We’ve seen how convolutional networks can learn to extract features from (two-dimensional) images. It turns out that convnets can also learn to extract features from things like time-series (one-dimensional) and video (three-dimensional).

In this (optional) exercise, we’ll see what convolution looks like on a time-series.

The time series we’ll use is from Google Trends. It measures the popularity of the search term “machine learning” for weeks from January 25, 2015 to January 15, 2020.

import pandas as pd

# Load the time series as a Pandas dataframe
machinelearning = pd.read_csv(
    '../input/computer-vision-resources/machinelearning.csv',
    parse_dates=['Week'],
    index_col='Week',
)

machinelearning.plot();

What about the kernels? Images are two-dimensional and so our kernels were 2D arrays. A time-series is one-dimensional, so what should the kernel be? A 1D array! Here are some kernels sometimes used on time-series data:

detrend = tf.constant([-1, 1], dtype=tf.float32)

average = tf.constant([0.2, 0.2, 0.2, 0.2, 0.2], dtype=tf.float32)

spencer = tf.constant([-3, -6, -5, 3, 21, 46, 67, 74, 67, 46, 32, 3, -5, -6, -3], dtype=tf.float32) / 320

Convolution on a sequence works just like convolution on an image. The difference is just that a sliding window on a sequence only has one direction to travel – left to right – instead of the two directions on an image. And just like before, the features picked out depend on the pattern on numbers in the kernel.

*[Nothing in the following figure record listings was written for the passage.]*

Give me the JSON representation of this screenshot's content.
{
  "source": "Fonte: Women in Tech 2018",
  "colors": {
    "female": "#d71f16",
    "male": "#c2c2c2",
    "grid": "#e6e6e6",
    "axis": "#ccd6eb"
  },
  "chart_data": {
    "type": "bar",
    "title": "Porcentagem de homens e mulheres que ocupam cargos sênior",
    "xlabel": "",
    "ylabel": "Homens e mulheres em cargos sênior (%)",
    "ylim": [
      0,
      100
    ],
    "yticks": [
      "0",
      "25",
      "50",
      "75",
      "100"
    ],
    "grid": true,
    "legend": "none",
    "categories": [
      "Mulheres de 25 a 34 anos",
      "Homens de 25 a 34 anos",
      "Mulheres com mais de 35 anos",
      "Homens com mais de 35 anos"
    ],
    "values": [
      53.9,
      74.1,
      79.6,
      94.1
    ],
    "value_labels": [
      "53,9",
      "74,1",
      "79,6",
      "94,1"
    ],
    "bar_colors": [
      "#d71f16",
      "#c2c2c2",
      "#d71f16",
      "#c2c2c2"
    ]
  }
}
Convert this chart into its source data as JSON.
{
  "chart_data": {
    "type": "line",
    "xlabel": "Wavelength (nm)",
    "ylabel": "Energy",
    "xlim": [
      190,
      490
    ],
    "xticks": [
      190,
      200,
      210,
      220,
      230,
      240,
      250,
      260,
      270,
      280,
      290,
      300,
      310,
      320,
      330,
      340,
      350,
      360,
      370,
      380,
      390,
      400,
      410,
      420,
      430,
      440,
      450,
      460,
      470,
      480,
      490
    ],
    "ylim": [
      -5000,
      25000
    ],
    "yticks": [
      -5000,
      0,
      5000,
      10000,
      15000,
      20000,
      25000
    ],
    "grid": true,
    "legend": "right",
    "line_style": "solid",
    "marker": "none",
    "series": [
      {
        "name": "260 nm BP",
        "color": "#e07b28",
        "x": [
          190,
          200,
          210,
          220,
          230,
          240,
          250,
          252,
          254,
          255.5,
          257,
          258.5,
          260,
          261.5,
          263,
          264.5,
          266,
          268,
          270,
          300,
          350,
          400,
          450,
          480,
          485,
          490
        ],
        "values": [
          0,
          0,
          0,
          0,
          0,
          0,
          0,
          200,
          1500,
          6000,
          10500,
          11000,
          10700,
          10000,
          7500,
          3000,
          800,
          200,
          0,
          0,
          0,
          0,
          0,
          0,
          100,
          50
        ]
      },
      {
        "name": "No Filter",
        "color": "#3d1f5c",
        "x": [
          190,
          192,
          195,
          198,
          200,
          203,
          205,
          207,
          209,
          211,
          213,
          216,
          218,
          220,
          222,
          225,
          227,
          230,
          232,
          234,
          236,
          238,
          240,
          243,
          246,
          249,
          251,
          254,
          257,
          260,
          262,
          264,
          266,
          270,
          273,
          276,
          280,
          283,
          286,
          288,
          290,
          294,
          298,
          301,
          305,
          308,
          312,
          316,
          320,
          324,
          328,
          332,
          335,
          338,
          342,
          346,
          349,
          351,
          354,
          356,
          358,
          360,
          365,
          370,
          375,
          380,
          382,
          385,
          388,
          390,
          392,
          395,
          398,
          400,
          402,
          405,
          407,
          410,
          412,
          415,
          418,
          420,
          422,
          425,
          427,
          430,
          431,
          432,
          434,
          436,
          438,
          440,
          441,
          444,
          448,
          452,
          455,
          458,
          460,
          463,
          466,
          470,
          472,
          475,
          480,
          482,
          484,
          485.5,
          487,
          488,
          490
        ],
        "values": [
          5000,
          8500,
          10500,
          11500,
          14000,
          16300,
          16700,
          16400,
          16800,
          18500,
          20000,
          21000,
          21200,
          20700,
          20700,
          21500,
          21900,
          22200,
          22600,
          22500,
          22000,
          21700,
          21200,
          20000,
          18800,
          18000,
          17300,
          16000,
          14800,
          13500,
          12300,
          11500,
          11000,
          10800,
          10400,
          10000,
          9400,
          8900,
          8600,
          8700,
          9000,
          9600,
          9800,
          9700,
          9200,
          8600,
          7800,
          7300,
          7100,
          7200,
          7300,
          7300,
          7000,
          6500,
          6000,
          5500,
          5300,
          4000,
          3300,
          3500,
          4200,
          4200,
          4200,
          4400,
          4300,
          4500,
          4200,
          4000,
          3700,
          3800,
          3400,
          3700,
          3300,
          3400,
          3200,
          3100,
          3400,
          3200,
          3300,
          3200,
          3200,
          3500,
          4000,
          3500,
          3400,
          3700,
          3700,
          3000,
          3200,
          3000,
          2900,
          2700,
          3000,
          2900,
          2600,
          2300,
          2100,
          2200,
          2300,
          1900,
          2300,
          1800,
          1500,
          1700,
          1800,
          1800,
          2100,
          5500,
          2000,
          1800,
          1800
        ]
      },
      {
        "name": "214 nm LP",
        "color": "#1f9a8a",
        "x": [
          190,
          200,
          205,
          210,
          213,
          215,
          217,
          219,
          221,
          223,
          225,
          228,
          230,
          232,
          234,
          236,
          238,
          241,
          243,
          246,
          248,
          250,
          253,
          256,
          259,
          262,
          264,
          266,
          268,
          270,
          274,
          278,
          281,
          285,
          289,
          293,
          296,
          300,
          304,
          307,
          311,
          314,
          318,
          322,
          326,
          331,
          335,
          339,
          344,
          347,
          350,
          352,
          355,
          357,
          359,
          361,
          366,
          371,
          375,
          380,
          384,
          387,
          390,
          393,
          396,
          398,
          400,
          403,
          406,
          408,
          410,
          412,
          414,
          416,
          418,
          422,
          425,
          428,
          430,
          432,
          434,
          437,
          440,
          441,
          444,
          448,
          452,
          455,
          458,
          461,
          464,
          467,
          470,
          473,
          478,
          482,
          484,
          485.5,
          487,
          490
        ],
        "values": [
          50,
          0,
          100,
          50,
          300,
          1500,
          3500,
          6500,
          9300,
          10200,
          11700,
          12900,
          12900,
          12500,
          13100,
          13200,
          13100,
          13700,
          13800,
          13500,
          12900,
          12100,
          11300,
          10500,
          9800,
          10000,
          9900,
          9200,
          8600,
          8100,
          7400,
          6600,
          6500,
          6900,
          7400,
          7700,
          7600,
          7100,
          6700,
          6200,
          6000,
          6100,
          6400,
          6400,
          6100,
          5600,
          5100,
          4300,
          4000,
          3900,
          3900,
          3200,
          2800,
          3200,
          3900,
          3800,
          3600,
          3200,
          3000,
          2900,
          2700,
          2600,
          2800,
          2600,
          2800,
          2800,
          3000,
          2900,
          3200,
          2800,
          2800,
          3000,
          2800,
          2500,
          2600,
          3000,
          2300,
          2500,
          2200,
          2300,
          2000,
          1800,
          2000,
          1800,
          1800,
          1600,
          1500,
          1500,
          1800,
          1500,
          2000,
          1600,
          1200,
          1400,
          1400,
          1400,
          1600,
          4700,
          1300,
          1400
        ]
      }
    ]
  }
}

Can you guess what kind of features these kernels extract?

# UNCOMMENT ONE
kernel = detrend
# kernel = average
# kernel = spencer

# Reformat for TensorFlow
ts_data = machinelearning.to_numpy()
ts_data = tf.expand_dims(ts_data, axis=0)
ts_data = tf.cast(ts_data, dtype=tf.float32)
kern = tf.reshape(kernel, shape=(*kernel.shape, 1, 1))

ts_filter = tf.nn.conv1d(
    input=ts_data,
    filters=kern,
    stride=1,
    padding='VALID',
)

# Format as Pandas Series
machinelearning_filtered = pd.Series(tf.squeeze(ts_filter).numpy())

machinelearning_filtered.plot();

In fact, the detrend kernel filters for changes in the series, while average and spencer are both “smoothers” that filter for low-frequency components in the series.

If you were interested in predicting the future popularity of search terms, you might train a convnet on time-series like this one. It would try to learn what features in those series are most informative for the prediction.

Though convnets are not often the best choice on their own for these kinds of problems, they are often incorporated into other models for their feature extraction capabilities.